Micheal Planck: Closing Statement


Closing Statement: Is it Rational to Believe in God?  (No.)

Induction

There is an obvious disconnect in our positions that seems irreconcilable, and I mention it here only to dispense with it. Mr. Latar continues to assert that we do not have evidence for our inductive claims (such as the sun rising tomorrow). I continue to assert that we have evidence (past history), even if we lack conclusive proof (a deductive proof of induction).

I can only ask the reader to judge for themselves if it is rational to assume that the sun will rise tomorrow, given its unfailing history of obeying the laws of gravitation and inertia. While this must necessarily be a value judgment on the part of each reader about the nature of rationality, I would like to point out that we all do, in fact, act as if the sun rising tomorrow is something we can safely assume.

Parsimony in (in)action

A consistent theme appears in Mr. Latar's argument. First I will respond to a few specific points, and then I will respond to the general theme.

(1) The experience of God is not an ordinary claim. God is not an ordinary object, like a chicken dinner. To assert such is to stretch the definition of ordinary beyond all recognition.

(2) To assert that reading the Bible produces an experience above and beyond merely reading the Bible is a statement that clearly requires support. I do not need to argue against it; Mr. Latar needs to argue for it. The ordinary experience of reading a book produces the experience of reading a book; any extra claims require some kind of support.

(3) To argue that we know God exists because we can know God is also extraordinary. As counter-evidence, we can know things that are false; and many people do not know God (even though they are apparently mentally competent by all other tests).

What these three claims have in common is that they are possible but not necessary. It could be that one experiences God while reading the Bible; it could also be that one merely thinks one is. One of these positions is parsimonious, and the other one is not. One of these explanations requires the existence of an extra entity.

In other words, Mr. Latar's arguments quite consistently imply and depend upon the rejection of parsimony as a principle of reason. As long as it is possible, Mr. Latar considers that adequate for rationality.

By focusing his arguments in this area, it would appear that he agrees on at least this much: belief in God is irrational if parsimony is required. The original question is now transformed into "Is parsimony necessary to rationality?"

The Necessity of Parsimony

In his rebuttal of parsimony, Mr. Latar has forgotten why we introduced multiple states of affairs in the first place. There is no objection to X, Y, and Z co-existing; there is an objection to X(1), X(2), and X(3) all being equally true.

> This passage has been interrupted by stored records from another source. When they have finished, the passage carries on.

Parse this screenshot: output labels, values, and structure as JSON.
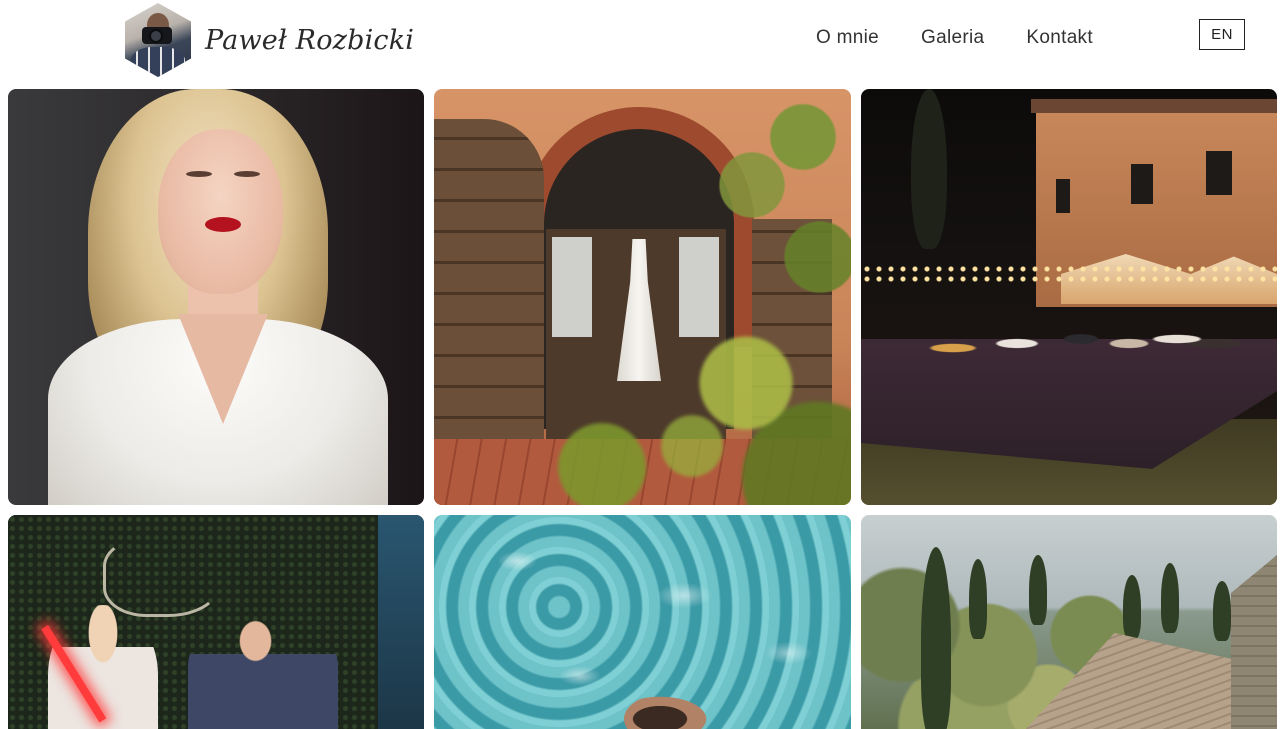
{
  "header": {
    "brand_name": "Paweł Rozbicki",
    "nav": [
      {
        "label": "O mnie"
      },
      {
        "label": "Galeria"
      },
      {
        "label": "Kontakt"
      }
    ],
    "language_label": "EN"
  },
  "gallery": {
    "photos": [
      {
        "subject": "bride-portrait"
      },
      {
        "subject": "wedding-dress-villa-door"
      },
      {
        "subject": "night-reception-dance"
      },
      {
        "subject": "neon-couple-photobooth"
      },
      {
        "subject": "swimming-pool"
      },
      {
        "subject": "lake-landscape"
      }
    ]
  },
  "colors": {
    "background": "#ffffff",
    "text": "#333333",
    "border": "#222222"
  }
}
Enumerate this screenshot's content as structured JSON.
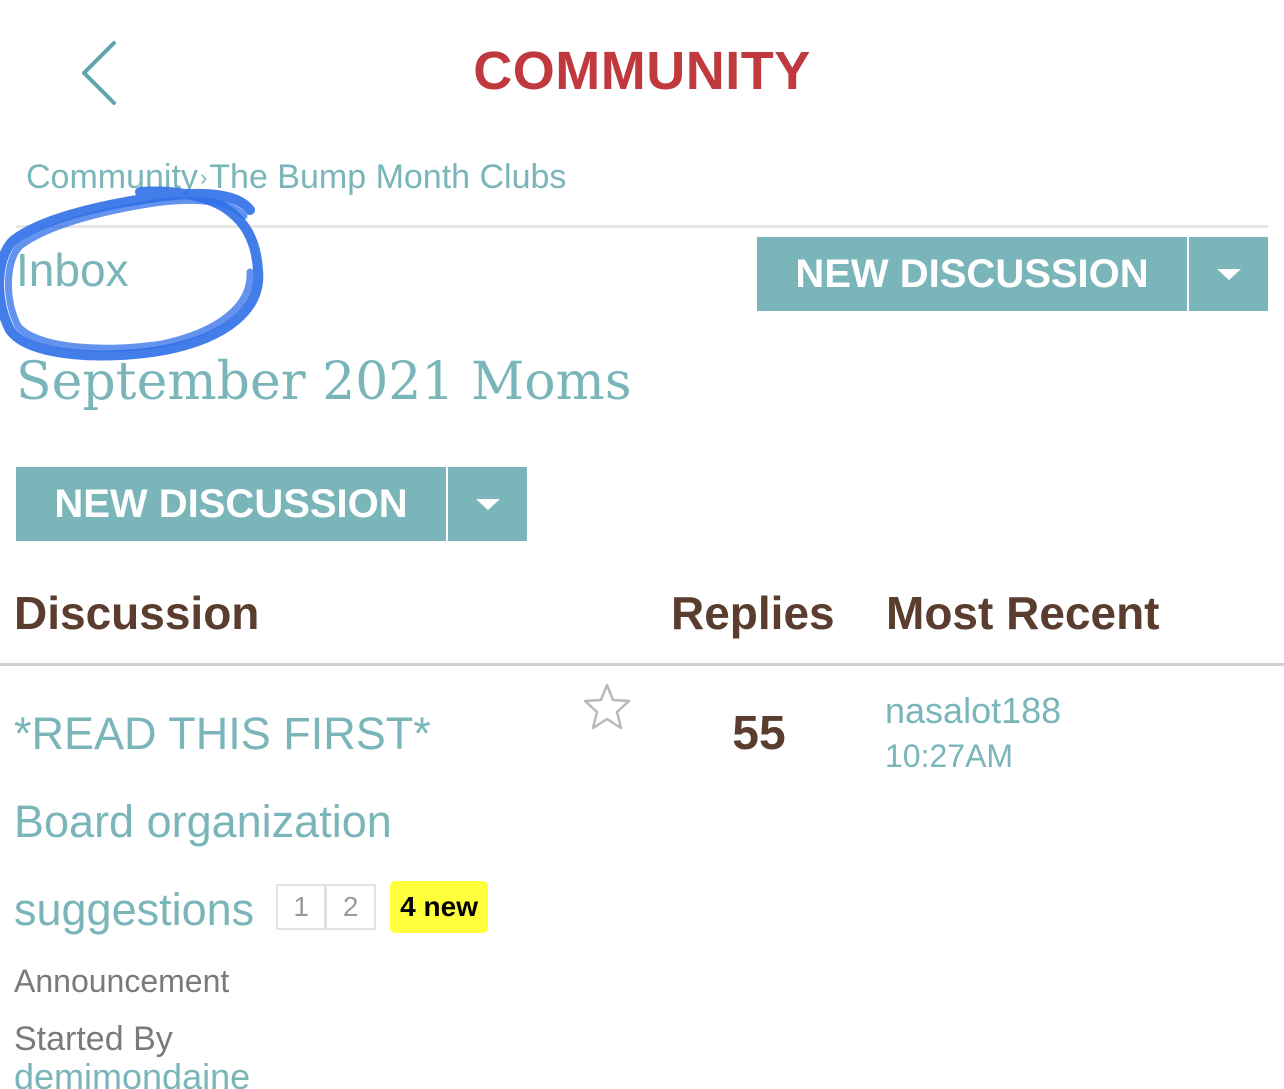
{
  "header": {
    "title": "COMMUNITY",
    "back_icon": "chevron-left-icon"
  },
  "breadcrumb": {
    "items": [
      "Community",
      "The Bump Month Clubs"
    ],
    "separator": "›"
  },
  "inbox_label": "Inbox",
  "new_discussion_label": "NEW DISCUSSION",
  "board_title": "September 2021 Moms",
  "table": {
    "headers": {
      "discussion": "Discussion",
      "replies": "Replies",
      "most_recent": "Most Recent"
    },
    "rows": [
      {
        "title": "*READ THIS FIRST* Board organization suggestions",
        "pages": [
          "1",
          "2"
        ],
        "new_badge": "4 new",
        "category": "Announcement",
        "started_by_label": "Started By",
        "started_by": "demimondaine",
        "replies": "55",
        "recent_user": "nasalot188",
        "recent_time": "10:27AM"
      }
    ]
  },
  "colors": {
    "accent": "#7ab5ba",
    "title_red": "#c0393f",
    "header_brown": "#5a3d2e",
    "badge_yellow": "#ffff3c",
    "annotation_blue": "#2f6fe8"
  }
}
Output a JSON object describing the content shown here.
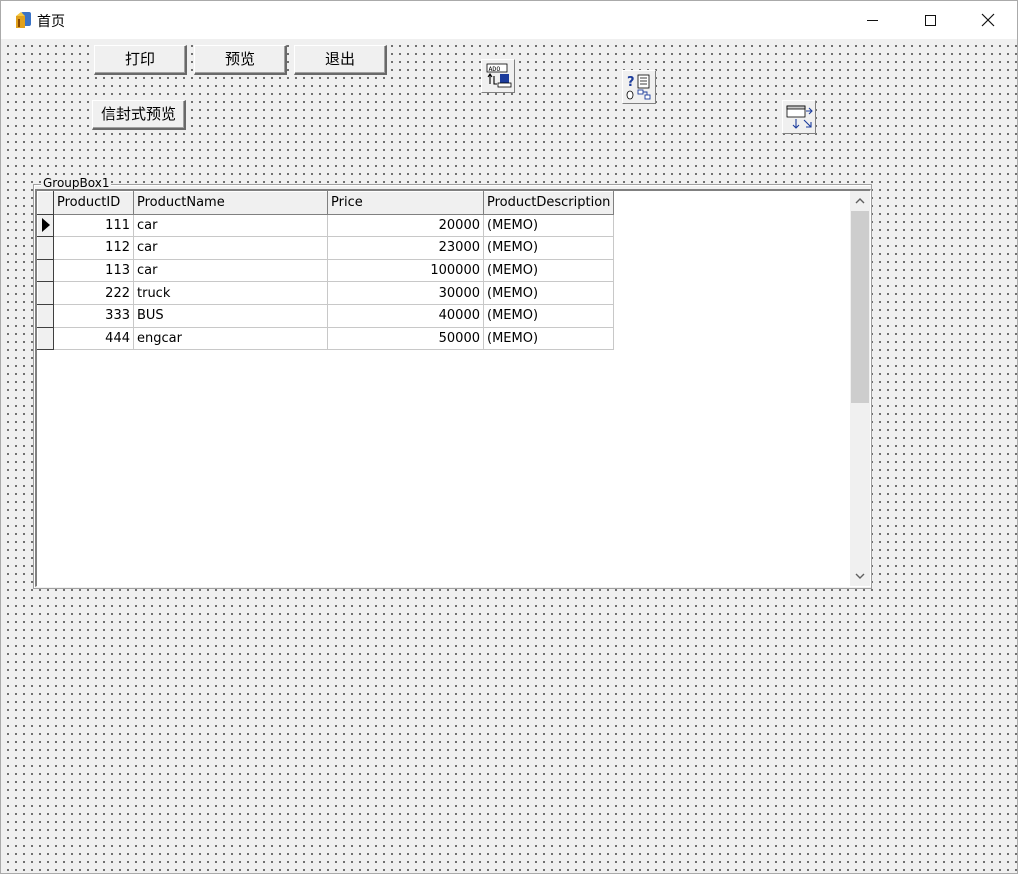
{
  "window": {
    "title": "首页",
    "icon": "delphi-app-icon"
  },
  "titlebar_buttons": {
    "minimize": "minimize-icon",
    "maximize": "maximize-icon",
    "close": "close-icon"
  },
  "toolbar": {
    "print_label": "打印",
    "preview_label": "预览",
    "exit_label": "退出",
    "envelope_preview_label": "信封式预览"
  },
  "components": [
    {
      "icon": "ado-connection-icon"
    },
    {
      "icon": "ado-query-icon"
    },
    {
      "icon": "datasource-icon"
    }
  ],
  "groupbox": {
    "caption": "GroupBox1"
  },
  "grid": {
    "columns": [
      "ProductID",
      "ProductName",
      "Price",
      "ProductDescription"
    ],
    "rows": [
      {
        "id": "111",
        "name": "car",
        "price": "20000",
        "desc": "(MEMO)"
      },
      {
        "id": "112",
        "name": "car",
        "price": "23000",
        "desc": "(MEMO)"
      },
      {
        "id": "113",
        "name": "car",
        "price": "100000",
        "desc": "(MEMO)"
      },
      {
        "id": "222",
        "name": "truck",
        "price": "30000",
        "desc": "(MEMO)"
      },
      {
        "id": "333",
        "name": "BUS",
        "price": "40000",
        "desc": "(MEMO)"
      },
      {
        "id": "444",
        "name": "engcar",
        "price": "50000",
        "desc": "(MEMO)"
      }
    ],
    "current_row": 0
  },
  "colors": {
    "face": "#f0f0f0",
    "dots": "#505050"
  }
}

It is either the case that many, none, or one elf is involved in rain-making. It cannot be the case that one elf and no elves are both causing it to rain. This is the incoherent multiple states of affairs that the rejection of parsimony allows. It is also the violation of the laws of identity, those primary Aristotelian laws of logic we both agreed were crucial to rationality. To assert that A and ~A (not A) can both be true at the same time is a clear contradiction of the second law, that A != ~A.

I argued that without parsimony, we cannot distinguish between multiple stats of affairs. Mr. Latar's rebuttal (that multiple states of affairs do not need to be distinguished) is refuted by the Law of Negation. Thus, to admit Mr. Latar's defense is to reject logic. Clearly, rejecting logic would mean rejecting rationality, and thus we must conclude that Mr. Latar has failed to make his case. [1]

To make believing in God rational, Mr. Latar has rejected the laws of logic, rendered the world a confusing myriad of possible (and contradictory) states, and asserted that the sun might not rise tomorrow. These absurdities have arisen not because Mr. Latar is absurd, but because parsimony is, in fact, necessary and integral to our concepts of reason, rationality, and truth. To abandon it invokes madness.

And Mr. Latar has tacitly conceded that God cannot be protected from parsimony. Hence, the inescapable conclusion is that belief in God is not rational: that is to say, based solely on the public evidence available, no consistent or logical person could deduce the existence of God as a necessary condition of the world. At best God is merely possible; at worst, entirely irrelevant; but in no case, rational.

Notes

[1] This does not mean some other principle besides parsimony could eliminate elves while not eliminating God; it merely means that Mr. Latar has failed to explicate one. But, in the absence of a reasoned argument, we can only go with what we have. We can only decide on the evidence at hand; our judgment cannot depend on evidence that might someday be introduced.